The compressed timescale and close collaboration drew from a more agile work cycle, as Flux's developers were working while we were designing. We used several Goal-Directed Design® techniques to move the design forward, including personas, scenarios and workflows.  

Our work made it easy for visitors to browse for ideas, explore commonalities, conduct comprehensive analyses, and offer feedback.

 

Whiteboarding

We quickly sketched the functionality that needed to be present on different screens, and gestured at the page layout:

Whiteboard sketch of common product database interface with interaction notes 

Whiteboard sketch of common product database interface with interaction notes 

 

wireframes

We started to ground the design with common use cases and scenarios during the wireframing stage:

Wireframe of common product database interface. This is one screen from a series of storyboards.

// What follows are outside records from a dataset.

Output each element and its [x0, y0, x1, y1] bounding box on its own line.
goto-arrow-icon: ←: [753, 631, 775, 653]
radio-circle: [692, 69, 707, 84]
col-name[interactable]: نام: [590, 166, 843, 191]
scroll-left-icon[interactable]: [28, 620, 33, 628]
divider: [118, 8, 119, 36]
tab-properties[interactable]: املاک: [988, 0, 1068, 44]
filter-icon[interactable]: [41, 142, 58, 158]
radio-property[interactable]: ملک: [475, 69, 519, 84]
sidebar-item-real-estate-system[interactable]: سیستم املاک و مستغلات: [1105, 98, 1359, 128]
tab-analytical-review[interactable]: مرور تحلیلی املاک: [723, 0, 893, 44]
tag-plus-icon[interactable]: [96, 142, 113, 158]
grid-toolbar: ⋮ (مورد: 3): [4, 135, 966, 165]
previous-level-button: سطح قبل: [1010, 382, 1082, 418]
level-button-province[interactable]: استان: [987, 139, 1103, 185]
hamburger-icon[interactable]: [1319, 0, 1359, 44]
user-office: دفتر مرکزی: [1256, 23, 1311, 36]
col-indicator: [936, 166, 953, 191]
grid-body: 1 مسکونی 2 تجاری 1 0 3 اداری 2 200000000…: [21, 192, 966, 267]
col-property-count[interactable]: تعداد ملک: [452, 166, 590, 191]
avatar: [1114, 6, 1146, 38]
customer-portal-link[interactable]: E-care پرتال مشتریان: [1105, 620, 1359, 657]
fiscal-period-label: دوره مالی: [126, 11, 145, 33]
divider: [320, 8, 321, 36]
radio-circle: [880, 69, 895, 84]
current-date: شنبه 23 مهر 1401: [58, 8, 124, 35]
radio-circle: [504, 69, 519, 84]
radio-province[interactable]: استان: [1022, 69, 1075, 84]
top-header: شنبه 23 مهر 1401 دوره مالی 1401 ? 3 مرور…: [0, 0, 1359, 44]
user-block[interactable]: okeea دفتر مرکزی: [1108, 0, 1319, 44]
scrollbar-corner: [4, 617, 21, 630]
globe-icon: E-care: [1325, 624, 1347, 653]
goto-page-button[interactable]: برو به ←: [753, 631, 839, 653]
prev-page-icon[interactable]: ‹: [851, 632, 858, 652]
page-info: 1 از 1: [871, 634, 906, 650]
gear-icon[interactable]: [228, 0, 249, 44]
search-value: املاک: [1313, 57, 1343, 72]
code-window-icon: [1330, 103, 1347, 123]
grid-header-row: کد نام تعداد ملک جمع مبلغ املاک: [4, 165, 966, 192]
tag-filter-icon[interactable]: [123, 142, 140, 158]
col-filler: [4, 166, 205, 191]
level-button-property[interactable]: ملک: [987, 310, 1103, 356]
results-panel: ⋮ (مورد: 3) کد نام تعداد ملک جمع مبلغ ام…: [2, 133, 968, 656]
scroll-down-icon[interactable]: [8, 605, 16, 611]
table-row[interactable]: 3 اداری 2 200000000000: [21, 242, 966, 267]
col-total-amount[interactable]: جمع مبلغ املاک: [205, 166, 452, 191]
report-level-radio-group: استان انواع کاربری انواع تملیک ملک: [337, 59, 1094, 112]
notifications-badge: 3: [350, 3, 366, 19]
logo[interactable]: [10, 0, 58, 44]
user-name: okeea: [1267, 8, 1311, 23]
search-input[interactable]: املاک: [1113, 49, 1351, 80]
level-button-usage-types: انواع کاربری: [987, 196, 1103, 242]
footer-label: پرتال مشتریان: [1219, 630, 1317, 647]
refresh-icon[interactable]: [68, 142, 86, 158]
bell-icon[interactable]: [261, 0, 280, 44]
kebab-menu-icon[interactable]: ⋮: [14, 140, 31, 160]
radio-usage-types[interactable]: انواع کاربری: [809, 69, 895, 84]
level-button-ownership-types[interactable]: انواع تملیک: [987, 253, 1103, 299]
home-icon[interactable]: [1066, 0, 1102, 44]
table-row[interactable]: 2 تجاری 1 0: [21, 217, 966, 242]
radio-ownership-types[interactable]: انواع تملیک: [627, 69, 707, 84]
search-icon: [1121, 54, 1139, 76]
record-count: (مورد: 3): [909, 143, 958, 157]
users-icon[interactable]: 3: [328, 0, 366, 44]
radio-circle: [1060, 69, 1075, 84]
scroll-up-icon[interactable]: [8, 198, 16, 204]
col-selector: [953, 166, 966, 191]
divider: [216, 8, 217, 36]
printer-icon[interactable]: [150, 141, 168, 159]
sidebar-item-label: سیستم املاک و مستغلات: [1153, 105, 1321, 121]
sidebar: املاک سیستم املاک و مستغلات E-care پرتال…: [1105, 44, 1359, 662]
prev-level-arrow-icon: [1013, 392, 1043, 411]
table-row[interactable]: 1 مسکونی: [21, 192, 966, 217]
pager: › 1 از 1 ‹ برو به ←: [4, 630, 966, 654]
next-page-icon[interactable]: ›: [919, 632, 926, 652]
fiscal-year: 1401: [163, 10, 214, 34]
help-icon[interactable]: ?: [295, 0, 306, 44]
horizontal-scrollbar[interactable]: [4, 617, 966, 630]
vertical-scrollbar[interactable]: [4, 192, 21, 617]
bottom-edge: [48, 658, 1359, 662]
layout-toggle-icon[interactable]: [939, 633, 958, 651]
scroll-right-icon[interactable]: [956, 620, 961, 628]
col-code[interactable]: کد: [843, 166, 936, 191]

Wireframe of common product database interface. This is one screen from a series of storyboards.

 

high fidelity visual design & branding

We played with geometric patterns and riffed off a Swiss modern style to align with the brand attributes of precision, fact, and standardization:

The visual design is based on the Swiss Modern style, a look associated with standards, straightforwardness, and facts.

The visual design is based on the Swiss Modern style, a look associated with standards, straightforwardness, and facts.

impact

Our clients presented the sustainable building product portal at a major building tech conference, which was so positively received that they secured another round of funding to pursue sustainable building projects in software.